Shot-Based Quantum Encoding: A Data-Loading Paradigm for Quantum Neural Networks

TL;DR

The paper introduces Shot-Based Quantum Encoding (SBQE), a novel data embedding method for quantum neural networks that improves data loading efficiency and performance on benchmark datasets.

Contribution

SBQE is a new data encoding strategy that uses shot distributions as learnable parameters, enabling effective quantum data embedding without complex gates.

Findings

Achieves 89.1% accuracy on Semeion dataset, reducing error by 5.3% compared to amplitude encoding.

Attains 80.95% accuracy on Fashion MNIST, surpassing amplitude encoding and classical models.

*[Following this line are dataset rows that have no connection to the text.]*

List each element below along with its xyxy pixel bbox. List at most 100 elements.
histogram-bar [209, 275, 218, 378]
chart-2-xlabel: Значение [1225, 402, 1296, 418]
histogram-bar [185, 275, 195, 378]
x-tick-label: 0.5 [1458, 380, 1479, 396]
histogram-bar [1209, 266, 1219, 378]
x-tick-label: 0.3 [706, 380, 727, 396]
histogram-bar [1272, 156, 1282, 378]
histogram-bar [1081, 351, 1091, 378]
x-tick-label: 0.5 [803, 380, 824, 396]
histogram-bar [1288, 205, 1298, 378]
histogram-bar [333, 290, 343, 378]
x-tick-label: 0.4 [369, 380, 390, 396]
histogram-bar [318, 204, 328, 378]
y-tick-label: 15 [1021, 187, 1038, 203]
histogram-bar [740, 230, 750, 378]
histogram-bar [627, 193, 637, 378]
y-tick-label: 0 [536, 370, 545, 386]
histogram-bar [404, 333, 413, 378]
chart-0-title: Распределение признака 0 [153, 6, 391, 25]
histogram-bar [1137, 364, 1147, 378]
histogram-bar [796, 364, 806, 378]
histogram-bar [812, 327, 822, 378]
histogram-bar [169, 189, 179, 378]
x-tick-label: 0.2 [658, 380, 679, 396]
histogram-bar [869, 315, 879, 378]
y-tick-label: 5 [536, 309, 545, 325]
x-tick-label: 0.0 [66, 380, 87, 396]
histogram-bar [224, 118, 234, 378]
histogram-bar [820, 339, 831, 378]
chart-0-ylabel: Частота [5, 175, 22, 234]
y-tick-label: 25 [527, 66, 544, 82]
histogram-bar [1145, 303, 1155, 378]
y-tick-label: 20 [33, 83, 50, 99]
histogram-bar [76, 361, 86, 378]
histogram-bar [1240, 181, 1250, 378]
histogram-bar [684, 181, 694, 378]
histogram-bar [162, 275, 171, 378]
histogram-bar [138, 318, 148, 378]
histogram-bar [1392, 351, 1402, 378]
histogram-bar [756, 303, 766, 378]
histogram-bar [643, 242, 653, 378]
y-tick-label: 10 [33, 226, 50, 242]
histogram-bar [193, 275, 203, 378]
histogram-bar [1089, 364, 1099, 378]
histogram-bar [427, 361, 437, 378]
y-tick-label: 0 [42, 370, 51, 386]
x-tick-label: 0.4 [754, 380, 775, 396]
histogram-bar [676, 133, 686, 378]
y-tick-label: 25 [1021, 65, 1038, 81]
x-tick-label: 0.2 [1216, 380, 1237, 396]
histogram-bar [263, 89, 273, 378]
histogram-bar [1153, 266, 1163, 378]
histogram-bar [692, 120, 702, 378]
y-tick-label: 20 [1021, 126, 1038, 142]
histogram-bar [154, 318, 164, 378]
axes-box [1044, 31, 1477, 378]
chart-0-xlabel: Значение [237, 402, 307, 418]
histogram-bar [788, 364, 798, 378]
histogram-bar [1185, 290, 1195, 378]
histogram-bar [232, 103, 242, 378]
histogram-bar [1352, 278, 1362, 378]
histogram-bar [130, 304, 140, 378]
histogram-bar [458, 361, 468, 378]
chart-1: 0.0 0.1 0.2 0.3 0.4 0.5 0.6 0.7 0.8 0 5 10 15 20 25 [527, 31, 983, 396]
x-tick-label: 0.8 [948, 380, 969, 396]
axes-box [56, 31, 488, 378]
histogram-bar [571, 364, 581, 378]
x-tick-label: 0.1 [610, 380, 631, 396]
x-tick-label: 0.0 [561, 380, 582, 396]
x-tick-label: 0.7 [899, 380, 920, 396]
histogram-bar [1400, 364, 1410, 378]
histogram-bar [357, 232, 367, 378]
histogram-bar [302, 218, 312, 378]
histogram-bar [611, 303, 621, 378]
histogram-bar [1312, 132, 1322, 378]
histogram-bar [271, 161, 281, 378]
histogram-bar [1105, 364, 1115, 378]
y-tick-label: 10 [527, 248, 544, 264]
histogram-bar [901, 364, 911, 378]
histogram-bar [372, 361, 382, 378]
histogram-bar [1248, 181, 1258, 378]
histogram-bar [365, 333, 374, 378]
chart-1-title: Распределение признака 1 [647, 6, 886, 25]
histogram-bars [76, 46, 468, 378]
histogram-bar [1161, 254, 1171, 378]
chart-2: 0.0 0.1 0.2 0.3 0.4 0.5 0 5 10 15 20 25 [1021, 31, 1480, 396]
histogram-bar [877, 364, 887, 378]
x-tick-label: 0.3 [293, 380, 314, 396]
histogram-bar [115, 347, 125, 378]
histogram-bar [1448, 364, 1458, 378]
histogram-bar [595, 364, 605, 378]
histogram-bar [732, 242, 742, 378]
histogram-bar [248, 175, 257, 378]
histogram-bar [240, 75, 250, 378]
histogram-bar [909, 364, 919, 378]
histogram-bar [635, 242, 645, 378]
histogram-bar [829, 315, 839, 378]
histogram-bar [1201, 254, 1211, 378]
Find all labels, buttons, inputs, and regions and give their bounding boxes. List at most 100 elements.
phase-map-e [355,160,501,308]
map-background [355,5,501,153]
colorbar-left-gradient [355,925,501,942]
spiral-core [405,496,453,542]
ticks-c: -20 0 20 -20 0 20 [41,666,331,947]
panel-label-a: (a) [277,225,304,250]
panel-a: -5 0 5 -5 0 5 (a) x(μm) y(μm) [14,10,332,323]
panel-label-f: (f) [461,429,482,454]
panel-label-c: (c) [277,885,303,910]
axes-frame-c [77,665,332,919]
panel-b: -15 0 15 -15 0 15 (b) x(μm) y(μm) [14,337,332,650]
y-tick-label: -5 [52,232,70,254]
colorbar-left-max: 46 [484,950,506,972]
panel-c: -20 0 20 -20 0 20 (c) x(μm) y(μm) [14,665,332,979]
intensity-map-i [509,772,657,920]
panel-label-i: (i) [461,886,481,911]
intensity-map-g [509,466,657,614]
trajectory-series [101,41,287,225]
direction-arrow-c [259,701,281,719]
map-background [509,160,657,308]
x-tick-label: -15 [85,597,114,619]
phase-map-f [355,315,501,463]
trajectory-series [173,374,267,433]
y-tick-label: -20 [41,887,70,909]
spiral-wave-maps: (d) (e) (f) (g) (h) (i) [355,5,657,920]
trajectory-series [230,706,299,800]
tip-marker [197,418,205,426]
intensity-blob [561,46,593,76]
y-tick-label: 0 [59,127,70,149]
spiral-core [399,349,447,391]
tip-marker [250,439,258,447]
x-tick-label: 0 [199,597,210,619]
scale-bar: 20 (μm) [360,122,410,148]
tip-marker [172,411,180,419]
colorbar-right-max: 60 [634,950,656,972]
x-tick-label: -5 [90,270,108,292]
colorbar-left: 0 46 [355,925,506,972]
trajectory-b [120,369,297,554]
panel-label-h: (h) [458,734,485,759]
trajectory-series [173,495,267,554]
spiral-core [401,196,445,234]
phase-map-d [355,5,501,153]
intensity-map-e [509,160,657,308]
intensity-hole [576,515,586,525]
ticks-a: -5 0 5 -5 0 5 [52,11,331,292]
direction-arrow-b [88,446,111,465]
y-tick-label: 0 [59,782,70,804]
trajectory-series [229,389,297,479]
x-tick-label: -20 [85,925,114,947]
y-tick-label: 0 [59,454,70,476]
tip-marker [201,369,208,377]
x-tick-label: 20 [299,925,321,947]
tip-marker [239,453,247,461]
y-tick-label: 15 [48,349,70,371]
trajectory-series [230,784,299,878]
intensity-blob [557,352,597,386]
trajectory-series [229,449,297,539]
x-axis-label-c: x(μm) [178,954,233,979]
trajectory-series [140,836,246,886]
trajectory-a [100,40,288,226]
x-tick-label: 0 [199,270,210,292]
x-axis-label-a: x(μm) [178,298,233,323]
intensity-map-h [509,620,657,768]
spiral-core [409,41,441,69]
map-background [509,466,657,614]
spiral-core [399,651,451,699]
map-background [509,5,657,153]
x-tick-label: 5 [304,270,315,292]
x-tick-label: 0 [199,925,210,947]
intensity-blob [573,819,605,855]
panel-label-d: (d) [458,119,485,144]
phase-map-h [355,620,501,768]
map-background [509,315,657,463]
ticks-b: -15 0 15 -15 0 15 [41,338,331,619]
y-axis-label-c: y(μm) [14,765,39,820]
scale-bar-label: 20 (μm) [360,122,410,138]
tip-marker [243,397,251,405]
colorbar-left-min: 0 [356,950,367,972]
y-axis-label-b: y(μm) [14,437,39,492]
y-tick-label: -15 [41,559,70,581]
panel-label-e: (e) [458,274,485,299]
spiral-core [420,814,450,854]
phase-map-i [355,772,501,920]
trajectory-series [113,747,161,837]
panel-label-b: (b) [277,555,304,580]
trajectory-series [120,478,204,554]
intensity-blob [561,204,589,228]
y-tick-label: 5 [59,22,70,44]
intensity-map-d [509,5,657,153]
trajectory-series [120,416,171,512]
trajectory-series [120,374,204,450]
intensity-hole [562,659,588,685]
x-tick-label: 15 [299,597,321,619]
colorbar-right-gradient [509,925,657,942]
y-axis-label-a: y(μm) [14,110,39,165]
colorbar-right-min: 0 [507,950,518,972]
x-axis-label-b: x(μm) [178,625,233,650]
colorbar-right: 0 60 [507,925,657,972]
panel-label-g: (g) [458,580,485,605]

Demonstrates that SBQE can be implemented with hardware-compatible protocols.

Abstract

Efficient data loading remains a bottleneck for near-term quantum machine-learning. Existing schemes (angle, amplitude, and basis encoding) either underuse the exponential Hilbert-space capacity or require circuit depths that exceed the coherence budgets of noisy intermediate-scale quantum hardware. We introduce Shot-Based Quantum Encoding (SBQE), a data embedding strategy that distributes the hardware's native resource, shots, according to a data-dependent classical distribution over multiple initial quantum states. By treating the shot counts as a learnable degree of freedom, SBQE produces a mixed-state representation whose expectation values are linear in the classical probabilities and can therefore be composed with non-linear activation functions. We show that SBQE is structurally equivalent to a multilayer perceptron whose weights are realised by quantum circuits, and we describe a hardware-compatible implementation protocol. Benchmarks on Fashion MNIST and Semeion handwritten digits, with ten independent initialisations per model, show that SBQE achieves 89.1% +/- 0.9% test accuracy on Semeion (reducing error by 5.3% relative to amplitude encoding and matching a width-matched classical network) and 80.95% +/- 0.10% on Fashion MNIST (exceeding amplitude encoding by +2.0% and a linear multilayer perceptron by +1.3%), all without any data-encoding gates.